Background UK and USA guidelines recommend offering antiretroviral treatment (ART) for HIV prevention to patients at risk of sexually transmitting HIV irrespective of CD4 cell count. We explored the attitudes of HIV+ men who have sex with men (MSM) towards use of ART, and ART for HIV prevention.
Methods 24 men (16 on ART and 8 not on ART) attending an HIV clinic in central London, UK participated in semi-structured interviews (May 2010-February 2011).

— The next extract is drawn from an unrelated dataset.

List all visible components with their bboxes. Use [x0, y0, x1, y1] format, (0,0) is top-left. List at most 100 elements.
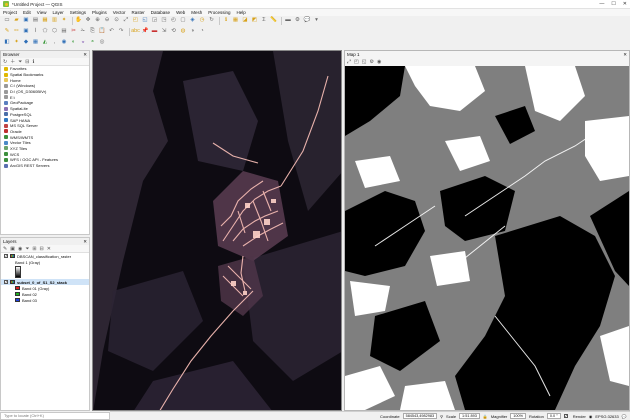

Thematic analysis was conducted.
Results Era of HIV diagnosis, and meanings ascribed to CD4 cell count and ART influenced men’s attitudes towards starting ART. Men diagnosed with HIV before 2001 considered themselves to be fortunate to be on ART; while those diagnosed later were more likely to have fatalist attitudes and perceived starting ART as resigning to “popping pills for life” and “getting closer to death”. They also experienced resentment and lack of control over their health if they felt physically well but were told to start ART due to low CD4 cell count. Most men believed being on ART with undetectable viral load reduces but does not eliminate HIV infectivity, so engaging in unprotected anal intercourse with non-concordant partners (ncUAI) was considered as reckless. However, some men believed that ART reliably prevents HIV transmission and engaged in ncUAI. Men usually discussed their ART/viral load status with partners prior to engaging in ncUAI but some considered this unnecessary due to the reduced risk of HIV transmission. Engaging in UAI with HIV+ men with undetectable viral load was also perceived to reduce the risk of HIV super-infection.
Conclusions Health promotion among HIV+ MSM should address fatalistic attitudes towards ART, and negative effects of low CD4 cell count and delaying ART. The limited effectiveness of ART for HIV prevention also needs to be emphasised, along with STI risk.